Fresh or recycled fiber, either-or? The answer is both!Jun 11 2015
Have you ever wondered if it is more sustainable to use paper products made from fresh or recycled fiber? It is a fair question to ask, but a question that cannot be answered with either-or.
With their latest Facts & Trends report, the WBCSD Forest Solutions Group demonstrates the complementarity of fresh and recycled fiber for the sustainable supply of renewable raw material and products, outlining the environmental tradeoffs between choosing either fresh and recycled fiber and emphasizing how to maximize the value of each harvested tree.
Why are fresh and recycled fiber complementary?

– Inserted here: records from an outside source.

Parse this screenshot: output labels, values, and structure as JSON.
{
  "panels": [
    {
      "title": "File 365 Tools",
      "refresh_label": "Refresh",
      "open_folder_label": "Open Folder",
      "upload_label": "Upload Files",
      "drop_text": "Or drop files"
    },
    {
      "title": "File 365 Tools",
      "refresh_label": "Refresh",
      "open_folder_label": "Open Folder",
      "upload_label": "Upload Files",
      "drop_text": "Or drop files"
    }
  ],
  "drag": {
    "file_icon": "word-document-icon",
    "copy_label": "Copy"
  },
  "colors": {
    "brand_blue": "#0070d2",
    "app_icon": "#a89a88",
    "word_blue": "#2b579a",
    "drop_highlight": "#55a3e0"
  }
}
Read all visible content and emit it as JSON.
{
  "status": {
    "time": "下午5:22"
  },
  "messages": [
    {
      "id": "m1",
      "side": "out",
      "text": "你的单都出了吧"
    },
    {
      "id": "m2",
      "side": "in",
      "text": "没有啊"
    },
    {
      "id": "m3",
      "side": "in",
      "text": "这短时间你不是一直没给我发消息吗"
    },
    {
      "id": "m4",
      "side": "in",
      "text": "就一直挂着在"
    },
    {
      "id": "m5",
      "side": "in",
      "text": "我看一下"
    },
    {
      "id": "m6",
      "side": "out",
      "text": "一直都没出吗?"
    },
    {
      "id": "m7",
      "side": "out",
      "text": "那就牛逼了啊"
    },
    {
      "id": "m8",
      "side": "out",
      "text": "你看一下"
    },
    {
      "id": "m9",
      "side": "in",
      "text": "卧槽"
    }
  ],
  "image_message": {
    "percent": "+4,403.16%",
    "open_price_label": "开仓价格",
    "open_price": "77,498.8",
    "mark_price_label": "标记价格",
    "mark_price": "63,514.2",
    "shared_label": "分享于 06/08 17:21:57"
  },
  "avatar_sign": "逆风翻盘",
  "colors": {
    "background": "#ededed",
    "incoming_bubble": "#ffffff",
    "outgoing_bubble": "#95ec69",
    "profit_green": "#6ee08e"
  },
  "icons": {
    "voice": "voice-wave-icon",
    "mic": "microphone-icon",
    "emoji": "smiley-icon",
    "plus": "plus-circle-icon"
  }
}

Fresh and recycled fiber are part of single-integrated wood fiber system – without fresh fiber, we would have no recycled fiber available. Furthermore fibers cannot be recycled forever: there are limits to the amounts of used paper and paperboard that can be recovered, fiber is lost during the recovery and recycling process, and the fiber eventually degrades with multiple uses.
With over 50% of papermaking fiber coming from recycled fiber, quite simply societal demands for paper and paperboard products cannot be met without both fresh and recycled fiber. In developed countries, for instance, the recovery of paper and paperboard is approaching the maximum that can be practically achieved.
With the need for fresh fibers set to continue, the report highlights the significant benefit of certification of these fresh fibers, providing information about the forests from which the fiber originated. By purchasing fiber certified to a credible certification system, such as PEFC, companies can be assured that the environmental and social attributes of the fiber used in the end product have been independently assessed and verified.
Demand for wood and fiber is expected to increase for the foreseeable future. Using natural resources responsibly and transparently is key to meeting this demand. Recovery and recycling is an integral part of using resources efficiently, reducing consumption footprints, providing sustainable products and thereby contributing to creating more sustainable lifestyles.
Forests provide us with a renewable and highly recyclable raw material – wood. Fiber obtained from wood is used to make paper and other products. Given resource constraints, the recovery and recycling of wood and paper products are essential to make a resource-efficient, quasi-circular economy a reality.
Developed by the WBCSD Forest Solutions Group with extensive technical support from the National Council for Air and Stream Improvement (NCASI), it supports the ongoing dialogue with major users of forest-based products, in particular consumer-goods companies, WBCSD members and other forest-focused stakeholders in government, civil society and business. It complements the WRI & WBCSD Sustainable Procurement Guide for wood- and paper-based products.